According to the Declaration of Independence, we are all endowed by our creator with the "right to life, liberty, and the pursuit of happiness." But according to psychologists, we take that phrase a bit more literally than we ought to.

What's the difference between "happiness" and "joy"? The words are listed as synonyms in any thesaurus. Sure, they have slight gradations of meaning between them, but what really is the difference? If I were asked the question, I would probably say that joy is more intense than happiness. I feel happiness when I get to eat a warm cookie. Joy would take something more. Two cookies, at least.

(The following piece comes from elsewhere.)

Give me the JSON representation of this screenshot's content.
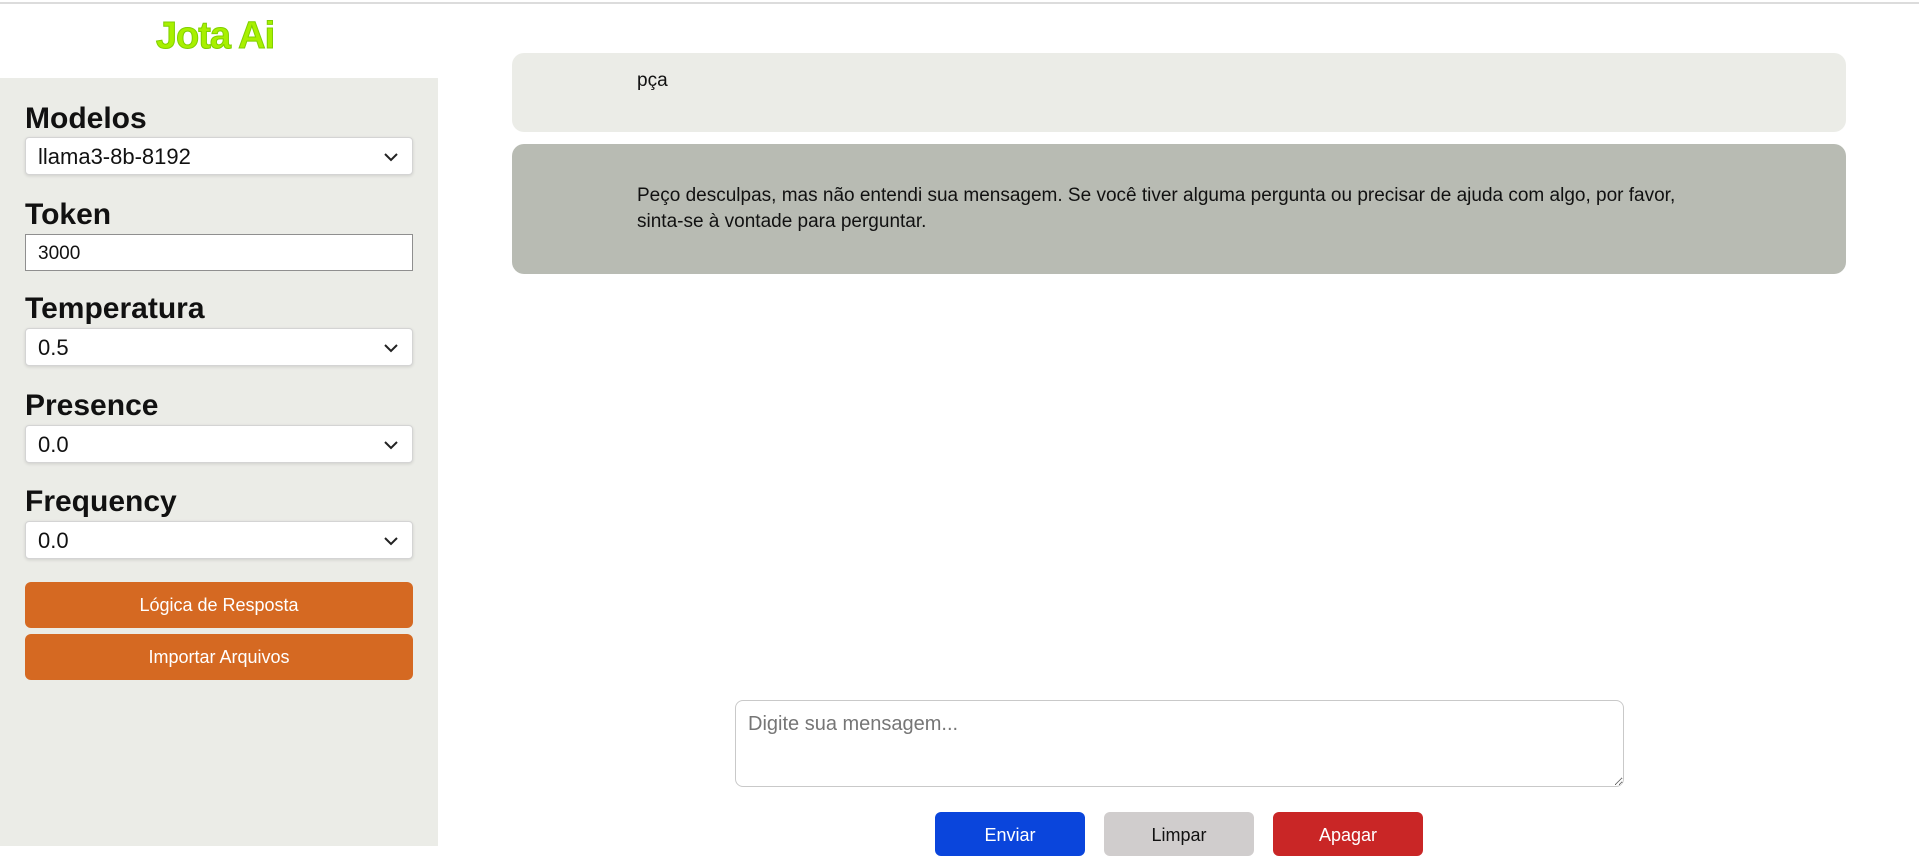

It turns out I'd be wrong, or at least incomplete, in my assessment. A study indicates that we might see happiness and joy as fundamentally different things. Happiness is a thing to be pursued and sought. We look for happiness. We seek it out. Joy, on the other hand, is a quality that occasionally suffuses us. We are filled with joy, pretty much spontaneously.

To test this assessment, psychologists took a picture of a widely-smiling person to two different places. One was a coffee shop, where people were filling themselves with something. The other was a library, where people were searching for things. They asked the patrons at both establishments if the person in the picture was feeling happiness or joy. The people filling themselves with liquid, which would soon bathe their cells in caffeine, tended to pick joy. The ones pursuing a goal in the library picked happiness.

I find that I want to come up with different ways to test this idea. Perhaps take this picture to people in a bathroom. See if they still choose joy if they are filled with a different kind of liquid. And then, when they rid themselves of their "joy" and are looking for toilet paper, they might be more inclined to pick happiness.


I would also suggest showing the picture to a control group who are at a coffee place in a library. It should also have cookies.